Sunday, October 03, 2004

Thomas Friedman

He's got an editorial in the NY Times today. Now, he and I disagree on a fair amount of issues, but I still read the man and listen to his opinions. For instance, Friedman is a big supporter of military intervention in Middle East politics. That is something that I steadfastly oppose as I think it causes more problems than it is worth and our history shows that to be the case. However, today's editorial (link above - requires registration) states several things on which we can agree. For people who don't want to register (it's free, folks and it is one of the more important papers in the US):

"But my time off has clarified for me, even more, that this Bush team can't get us there, and may have so messed things up that no one can. Why? Because each time the Bush team had to choose between doing the right thing in the war on terrorism or siding with its political base and ideology, it chose its base and ideology. More troops or radically lower taxes? Lower taxes. Fire an evangelical Christian U.S. general who smears Islam in a speech while wearing the uniform of the U.S. Army or not fire him so as not to anger the Christian right? Don't fire him. Apologize to the U.N. for not finding the W.M.D., and then make the case for why our allies should still join us in Iraq to establish a decent government there? Don't apologize - for anything - because Karl Rove says the "base" won't like it. Impose a "Patriot Tax" of 50 cents a gallon on gasoline to help pay for the war, shrink the deficit and reduce the amount of oil we consume so we send less money to Saudi Arabia?
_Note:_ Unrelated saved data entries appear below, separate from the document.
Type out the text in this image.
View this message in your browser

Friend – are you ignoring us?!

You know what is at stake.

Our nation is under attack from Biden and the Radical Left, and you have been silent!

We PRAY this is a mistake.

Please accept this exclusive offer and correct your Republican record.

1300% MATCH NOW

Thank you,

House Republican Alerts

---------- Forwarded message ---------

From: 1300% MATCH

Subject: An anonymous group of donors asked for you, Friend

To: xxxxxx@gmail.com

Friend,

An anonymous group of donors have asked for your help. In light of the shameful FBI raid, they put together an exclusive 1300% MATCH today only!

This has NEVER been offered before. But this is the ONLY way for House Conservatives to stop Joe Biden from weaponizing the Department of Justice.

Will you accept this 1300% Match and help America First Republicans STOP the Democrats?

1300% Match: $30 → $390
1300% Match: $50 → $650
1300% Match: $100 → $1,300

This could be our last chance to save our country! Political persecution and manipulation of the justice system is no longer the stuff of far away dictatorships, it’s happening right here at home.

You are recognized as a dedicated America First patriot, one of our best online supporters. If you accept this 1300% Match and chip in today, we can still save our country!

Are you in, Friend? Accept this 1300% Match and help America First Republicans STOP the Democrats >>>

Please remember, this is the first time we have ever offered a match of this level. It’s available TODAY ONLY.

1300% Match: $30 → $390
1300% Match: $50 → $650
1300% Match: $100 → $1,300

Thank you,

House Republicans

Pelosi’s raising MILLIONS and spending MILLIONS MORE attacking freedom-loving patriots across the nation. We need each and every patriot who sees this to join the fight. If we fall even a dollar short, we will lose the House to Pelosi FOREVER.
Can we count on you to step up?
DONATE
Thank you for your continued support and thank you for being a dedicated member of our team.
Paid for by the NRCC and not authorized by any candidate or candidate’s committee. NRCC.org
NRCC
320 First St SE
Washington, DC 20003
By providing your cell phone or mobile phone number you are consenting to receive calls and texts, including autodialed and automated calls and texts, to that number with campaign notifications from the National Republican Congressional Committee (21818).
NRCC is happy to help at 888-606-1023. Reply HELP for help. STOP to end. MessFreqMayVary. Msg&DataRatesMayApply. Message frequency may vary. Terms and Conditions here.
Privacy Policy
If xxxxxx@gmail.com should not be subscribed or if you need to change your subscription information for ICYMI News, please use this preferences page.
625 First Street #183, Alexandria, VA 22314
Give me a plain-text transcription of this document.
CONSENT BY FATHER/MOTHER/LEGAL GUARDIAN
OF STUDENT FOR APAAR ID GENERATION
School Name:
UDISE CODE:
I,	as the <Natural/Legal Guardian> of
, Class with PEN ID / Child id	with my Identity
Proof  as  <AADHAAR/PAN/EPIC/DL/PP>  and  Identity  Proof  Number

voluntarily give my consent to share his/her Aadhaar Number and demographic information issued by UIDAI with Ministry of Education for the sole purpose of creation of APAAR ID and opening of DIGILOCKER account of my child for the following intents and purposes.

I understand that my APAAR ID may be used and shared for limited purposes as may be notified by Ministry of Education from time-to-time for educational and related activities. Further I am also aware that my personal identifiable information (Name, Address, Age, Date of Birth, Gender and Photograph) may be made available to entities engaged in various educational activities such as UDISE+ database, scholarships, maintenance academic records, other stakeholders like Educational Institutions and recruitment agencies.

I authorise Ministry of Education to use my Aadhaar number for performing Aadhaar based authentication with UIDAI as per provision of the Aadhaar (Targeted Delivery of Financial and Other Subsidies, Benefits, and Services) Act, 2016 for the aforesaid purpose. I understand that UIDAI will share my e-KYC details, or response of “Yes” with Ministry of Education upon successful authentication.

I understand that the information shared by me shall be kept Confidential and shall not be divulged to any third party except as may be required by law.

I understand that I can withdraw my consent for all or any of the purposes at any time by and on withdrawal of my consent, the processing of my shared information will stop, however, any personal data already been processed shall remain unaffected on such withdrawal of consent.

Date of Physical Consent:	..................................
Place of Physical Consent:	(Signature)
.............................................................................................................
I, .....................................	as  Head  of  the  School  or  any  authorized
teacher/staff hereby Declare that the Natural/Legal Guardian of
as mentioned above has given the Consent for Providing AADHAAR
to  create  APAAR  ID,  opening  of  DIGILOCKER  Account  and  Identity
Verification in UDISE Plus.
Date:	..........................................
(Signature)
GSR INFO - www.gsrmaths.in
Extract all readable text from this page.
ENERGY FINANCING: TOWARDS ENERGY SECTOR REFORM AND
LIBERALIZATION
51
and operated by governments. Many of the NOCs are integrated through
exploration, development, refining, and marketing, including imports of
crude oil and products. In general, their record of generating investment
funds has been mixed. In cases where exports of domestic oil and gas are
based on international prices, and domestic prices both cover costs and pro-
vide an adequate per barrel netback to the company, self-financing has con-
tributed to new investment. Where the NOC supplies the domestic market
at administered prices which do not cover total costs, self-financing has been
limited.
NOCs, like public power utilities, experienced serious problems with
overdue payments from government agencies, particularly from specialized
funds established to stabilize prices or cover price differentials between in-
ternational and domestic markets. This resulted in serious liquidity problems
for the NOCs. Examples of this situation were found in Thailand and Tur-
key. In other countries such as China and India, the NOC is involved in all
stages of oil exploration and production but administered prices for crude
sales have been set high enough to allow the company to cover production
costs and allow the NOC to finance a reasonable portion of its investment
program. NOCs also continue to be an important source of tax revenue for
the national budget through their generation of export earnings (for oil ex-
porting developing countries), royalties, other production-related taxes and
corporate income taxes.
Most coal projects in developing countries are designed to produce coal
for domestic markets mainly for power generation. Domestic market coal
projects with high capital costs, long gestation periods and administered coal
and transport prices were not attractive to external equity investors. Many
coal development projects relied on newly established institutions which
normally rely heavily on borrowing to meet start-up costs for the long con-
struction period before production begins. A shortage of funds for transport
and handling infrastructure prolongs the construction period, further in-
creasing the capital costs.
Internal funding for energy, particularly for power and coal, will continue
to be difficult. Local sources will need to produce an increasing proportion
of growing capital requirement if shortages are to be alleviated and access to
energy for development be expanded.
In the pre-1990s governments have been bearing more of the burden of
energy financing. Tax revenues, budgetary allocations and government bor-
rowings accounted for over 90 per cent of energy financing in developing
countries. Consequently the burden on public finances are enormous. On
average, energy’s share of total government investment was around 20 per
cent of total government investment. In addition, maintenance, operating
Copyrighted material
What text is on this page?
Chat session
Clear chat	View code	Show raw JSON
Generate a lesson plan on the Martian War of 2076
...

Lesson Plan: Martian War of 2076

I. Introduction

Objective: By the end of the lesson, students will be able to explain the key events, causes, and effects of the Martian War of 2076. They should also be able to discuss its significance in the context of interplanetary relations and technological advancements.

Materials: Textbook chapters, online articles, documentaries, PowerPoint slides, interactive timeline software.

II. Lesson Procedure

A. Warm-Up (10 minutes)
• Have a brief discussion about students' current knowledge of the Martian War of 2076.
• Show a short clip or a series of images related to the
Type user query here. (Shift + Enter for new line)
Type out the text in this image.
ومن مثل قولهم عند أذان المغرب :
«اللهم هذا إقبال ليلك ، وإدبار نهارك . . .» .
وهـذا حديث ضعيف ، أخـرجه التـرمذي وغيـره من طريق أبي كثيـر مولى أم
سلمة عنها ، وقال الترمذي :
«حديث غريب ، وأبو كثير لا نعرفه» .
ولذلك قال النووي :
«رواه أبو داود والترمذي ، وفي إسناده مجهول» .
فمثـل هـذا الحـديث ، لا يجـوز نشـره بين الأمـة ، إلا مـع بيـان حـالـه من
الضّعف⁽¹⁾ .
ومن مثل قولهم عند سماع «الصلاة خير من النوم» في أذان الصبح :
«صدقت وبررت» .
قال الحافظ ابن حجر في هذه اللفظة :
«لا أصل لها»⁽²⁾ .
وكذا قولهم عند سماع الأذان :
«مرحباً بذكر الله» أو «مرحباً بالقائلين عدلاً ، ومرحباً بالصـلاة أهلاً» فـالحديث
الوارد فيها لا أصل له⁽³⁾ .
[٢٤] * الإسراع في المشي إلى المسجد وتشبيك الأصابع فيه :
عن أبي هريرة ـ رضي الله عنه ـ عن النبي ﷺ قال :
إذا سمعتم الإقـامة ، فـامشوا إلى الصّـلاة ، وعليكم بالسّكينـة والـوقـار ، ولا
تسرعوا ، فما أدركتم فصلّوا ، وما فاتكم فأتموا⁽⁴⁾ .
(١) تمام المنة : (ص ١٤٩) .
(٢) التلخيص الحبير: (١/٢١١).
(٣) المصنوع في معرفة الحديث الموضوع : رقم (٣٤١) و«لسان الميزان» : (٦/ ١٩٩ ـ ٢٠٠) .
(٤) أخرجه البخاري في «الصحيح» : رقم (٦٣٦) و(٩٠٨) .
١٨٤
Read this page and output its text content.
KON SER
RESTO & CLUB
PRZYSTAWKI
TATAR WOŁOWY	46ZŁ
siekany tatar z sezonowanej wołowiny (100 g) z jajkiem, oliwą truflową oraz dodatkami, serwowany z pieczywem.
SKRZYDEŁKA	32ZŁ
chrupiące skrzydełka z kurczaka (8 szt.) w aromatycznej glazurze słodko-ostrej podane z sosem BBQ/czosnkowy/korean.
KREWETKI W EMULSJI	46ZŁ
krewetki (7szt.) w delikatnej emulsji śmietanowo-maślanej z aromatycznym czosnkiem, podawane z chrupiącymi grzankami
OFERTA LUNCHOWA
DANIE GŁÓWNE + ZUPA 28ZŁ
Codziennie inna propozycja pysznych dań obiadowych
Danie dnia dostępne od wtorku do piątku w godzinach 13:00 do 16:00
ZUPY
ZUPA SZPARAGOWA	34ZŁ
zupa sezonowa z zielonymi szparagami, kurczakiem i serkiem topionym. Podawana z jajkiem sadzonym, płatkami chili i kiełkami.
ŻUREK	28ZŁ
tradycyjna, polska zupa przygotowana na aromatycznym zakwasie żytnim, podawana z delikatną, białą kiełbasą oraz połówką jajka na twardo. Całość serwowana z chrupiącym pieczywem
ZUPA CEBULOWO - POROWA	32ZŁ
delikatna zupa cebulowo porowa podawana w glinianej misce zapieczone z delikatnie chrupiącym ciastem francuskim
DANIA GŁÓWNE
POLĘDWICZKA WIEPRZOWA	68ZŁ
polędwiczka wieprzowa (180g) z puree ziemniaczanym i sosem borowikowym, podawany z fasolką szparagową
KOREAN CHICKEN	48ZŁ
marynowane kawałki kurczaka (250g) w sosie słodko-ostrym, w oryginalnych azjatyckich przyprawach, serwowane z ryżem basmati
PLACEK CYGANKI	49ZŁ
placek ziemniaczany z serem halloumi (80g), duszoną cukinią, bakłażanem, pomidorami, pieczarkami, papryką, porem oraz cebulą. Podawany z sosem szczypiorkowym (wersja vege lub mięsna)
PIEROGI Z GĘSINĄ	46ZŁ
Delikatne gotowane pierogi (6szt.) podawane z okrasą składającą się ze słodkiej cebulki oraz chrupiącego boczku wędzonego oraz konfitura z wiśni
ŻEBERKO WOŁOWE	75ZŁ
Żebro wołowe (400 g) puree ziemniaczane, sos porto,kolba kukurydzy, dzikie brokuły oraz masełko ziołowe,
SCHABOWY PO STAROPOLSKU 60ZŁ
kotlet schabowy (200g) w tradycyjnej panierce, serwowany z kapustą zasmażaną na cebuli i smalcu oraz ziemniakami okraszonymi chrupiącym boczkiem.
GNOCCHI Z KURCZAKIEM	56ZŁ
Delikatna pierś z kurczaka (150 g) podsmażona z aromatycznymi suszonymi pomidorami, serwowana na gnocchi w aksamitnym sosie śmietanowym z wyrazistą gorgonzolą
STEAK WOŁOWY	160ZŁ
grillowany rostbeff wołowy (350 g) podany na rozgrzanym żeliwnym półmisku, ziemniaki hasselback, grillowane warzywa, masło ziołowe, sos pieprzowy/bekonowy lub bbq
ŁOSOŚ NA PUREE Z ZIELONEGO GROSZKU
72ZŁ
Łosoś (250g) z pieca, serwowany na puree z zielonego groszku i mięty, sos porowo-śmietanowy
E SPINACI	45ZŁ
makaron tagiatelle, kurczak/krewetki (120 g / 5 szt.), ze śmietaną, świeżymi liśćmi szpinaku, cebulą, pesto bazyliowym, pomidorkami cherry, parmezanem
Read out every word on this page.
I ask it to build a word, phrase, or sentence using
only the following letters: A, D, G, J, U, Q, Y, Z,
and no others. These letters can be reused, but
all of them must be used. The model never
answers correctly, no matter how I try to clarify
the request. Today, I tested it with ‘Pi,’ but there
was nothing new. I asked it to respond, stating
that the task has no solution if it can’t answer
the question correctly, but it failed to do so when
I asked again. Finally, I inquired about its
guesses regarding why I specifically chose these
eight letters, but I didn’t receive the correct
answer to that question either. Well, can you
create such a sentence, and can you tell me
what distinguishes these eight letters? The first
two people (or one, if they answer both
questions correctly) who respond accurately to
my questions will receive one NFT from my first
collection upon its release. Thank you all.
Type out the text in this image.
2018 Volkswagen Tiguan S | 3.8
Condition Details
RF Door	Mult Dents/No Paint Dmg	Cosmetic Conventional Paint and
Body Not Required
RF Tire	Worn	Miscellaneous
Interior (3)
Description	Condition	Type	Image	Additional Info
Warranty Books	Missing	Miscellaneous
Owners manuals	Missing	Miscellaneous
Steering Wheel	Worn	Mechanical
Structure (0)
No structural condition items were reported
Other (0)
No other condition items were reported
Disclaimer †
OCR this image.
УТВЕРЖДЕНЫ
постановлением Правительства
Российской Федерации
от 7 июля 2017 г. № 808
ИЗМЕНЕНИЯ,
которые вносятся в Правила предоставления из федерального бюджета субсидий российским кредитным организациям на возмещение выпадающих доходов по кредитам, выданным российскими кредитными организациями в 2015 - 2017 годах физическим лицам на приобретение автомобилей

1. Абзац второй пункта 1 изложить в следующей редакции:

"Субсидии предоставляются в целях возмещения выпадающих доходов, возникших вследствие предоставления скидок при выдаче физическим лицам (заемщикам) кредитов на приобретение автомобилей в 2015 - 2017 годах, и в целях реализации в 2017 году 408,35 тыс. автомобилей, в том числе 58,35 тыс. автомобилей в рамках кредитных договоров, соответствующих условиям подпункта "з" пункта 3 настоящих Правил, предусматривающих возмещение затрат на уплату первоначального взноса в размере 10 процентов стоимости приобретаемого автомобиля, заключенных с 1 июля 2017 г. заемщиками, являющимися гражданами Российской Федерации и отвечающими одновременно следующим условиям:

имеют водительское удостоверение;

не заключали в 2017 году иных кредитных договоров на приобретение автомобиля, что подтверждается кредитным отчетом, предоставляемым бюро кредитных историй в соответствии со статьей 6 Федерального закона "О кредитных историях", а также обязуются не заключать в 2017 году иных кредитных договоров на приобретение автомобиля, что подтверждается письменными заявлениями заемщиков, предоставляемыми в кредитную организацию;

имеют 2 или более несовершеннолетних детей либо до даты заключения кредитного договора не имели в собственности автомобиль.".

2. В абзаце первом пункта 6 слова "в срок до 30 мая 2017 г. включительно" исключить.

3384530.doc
Never. Just tell Americans to go on guzzling. Fire the secretary of defense for the abuses at Abu Ghraib, to show the world how seriously we take this outrage - or do nothing? Do nothing. Firing Mr. Rumsfeld might upset conservatives. Listen to the C.I.A.? Only when it can confirm your ideology. When it disagrees - impugn it or ignore it.

What I resent so much is that some of us actually put our personal politics aside in thinking about this war and about why it is so important to produce a different Iraq. This administration never did. Mr. Kerry's own views on Iraq have been intensely political and for a long time not well thought through. But Mr. Kerry is a politician running for office. Mr. Bush is president, charged with protecting the national interest, and yet from the beginning he has run Iraq policy as an extension of his political campaign.

Friends, I return to where I started: We're in trouble in Iraq. We have to immediately get the Democratic and Republican politics out of this policy and start honestly reassessing what is the maximum we can still achieve there and what every American is going to have to do to make it happen. If we do not, we'll end up not only with a fractured Iraq, but with a fractured America, at war with itself and isolated from the world."